Ole Martin Kolskogen

Personal information
- Full name: Ole Martin Lekven Kolskogen
- Date of birth: 20 January 2001 (age 25)
- Place of birth: Osøyro, Norway
- Height: 1.87 m (6 ft 2 in)
- Position: Centre-back

Team information
- Current team: Horsens
- Number: 24

Youth career
- 2007–2016: Os Turn

Senior career*
- Years: Team / Apps / (Gls)
- 2016–2017: Os Turn / 20 / (1)
- 2018–2019: Åsane / 34 / (0)
- 2020–2023: Brann / 41 / (0)
- 2022: → Jerv (loan) / 20 / (0)
- 2023: Aalesund / 10 / (0)
- 2023: → Åsane (loan) / 13 / (0)
- 2024: Åsane / 13 / (0)
- 2024–: Horsens / 58 / (1)

International career
- 2017: Norway U16 / 6 / (0)
- 2018: Norway U17 / 12 / (0)
- 2019: Norway U18 / 9 / (0)
- 2019: Norway U19 / 3 / (0)
- 2019–2022: Norway U21 / 8 / (0)

= Ole Martin Kolskogen =

Norwegian footballer (born 2001)

Ole Martin Lekven Kolskogen (born 20 March 2001) is a Norwegian professional footballer who plays as a centre-back for Danish Superliga club AC Horsens.

==Career==
Kolskogen has previously played for Os Turn in lower divisions. While playing for Os Turn he got his first international matches for Norway U16.

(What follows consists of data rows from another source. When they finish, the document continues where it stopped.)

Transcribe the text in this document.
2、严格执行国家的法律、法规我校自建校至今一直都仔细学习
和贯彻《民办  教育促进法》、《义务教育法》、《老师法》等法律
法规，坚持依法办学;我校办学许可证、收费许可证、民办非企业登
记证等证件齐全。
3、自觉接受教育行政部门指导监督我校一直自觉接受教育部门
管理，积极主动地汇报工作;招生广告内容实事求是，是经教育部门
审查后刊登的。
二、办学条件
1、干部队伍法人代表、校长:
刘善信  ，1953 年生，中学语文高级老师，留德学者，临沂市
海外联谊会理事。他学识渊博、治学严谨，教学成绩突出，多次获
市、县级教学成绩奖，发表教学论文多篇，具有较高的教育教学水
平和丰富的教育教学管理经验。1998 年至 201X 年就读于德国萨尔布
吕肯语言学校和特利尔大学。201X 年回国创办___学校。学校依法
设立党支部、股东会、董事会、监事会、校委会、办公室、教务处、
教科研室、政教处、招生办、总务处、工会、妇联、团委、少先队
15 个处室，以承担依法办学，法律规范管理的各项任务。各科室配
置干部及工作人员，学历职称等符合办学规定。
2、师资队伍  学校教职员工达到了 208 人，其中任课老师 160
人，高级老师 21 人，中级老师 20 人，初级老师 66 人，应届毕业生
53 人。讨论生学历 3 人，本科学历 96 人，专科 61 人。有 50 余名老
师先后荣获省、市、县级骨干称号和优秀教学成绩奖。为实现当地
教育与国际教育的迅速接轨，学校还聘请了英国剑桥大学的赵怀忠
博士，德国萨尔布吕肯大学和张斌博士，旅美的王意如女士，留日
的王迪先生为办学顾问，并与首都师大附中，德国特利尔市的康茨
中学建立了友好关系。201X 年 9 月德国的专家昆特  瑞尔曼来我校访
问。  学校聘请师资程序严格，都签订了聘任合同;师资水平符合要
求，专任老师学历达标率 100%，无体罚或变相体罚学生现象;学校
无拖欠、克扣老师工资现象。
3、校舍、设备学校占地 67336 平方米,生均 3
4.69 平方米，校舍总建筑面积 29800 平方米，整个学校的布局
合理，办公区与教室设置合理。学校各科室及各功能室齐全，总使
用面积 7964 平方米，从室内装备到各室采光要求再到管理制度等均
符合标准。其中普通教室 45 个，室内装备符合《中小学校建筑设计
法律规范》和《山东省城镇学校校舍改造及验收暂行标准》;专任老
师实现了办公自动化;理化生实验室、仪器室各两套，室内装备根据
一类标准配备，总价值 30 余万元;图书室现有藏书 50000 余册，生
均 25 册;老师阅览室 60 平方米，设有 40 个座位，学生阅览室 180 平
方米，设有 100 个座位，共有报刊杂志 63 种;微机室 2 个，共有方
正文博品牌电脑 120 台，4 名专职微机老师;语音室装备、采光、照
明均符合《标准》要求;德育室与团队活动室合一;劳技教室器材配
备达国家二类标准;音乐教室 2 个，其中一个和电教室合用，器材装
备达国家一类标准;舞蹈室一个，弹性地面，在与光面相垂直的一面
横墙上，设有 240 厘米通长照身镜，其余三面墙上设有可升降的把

He signed for Åsane in 2018, He made his debut in the Norwegian First Division while playing with his nickname "Olis" on his jersey-back. Åsane was relegated to the 2nd division, but was promoted to the Norwegian First Division after the 2019 season, partly due to solid defensive play from Kolskogen. During his time in Åsane he got several international matches for Norway U18 and U19, and was called up to U21.

He signed for SK Brann in late 2019.

On 8 July 2024 the Danish 1st Division club AC Horsens confirmed that Kolskogen had joined the club.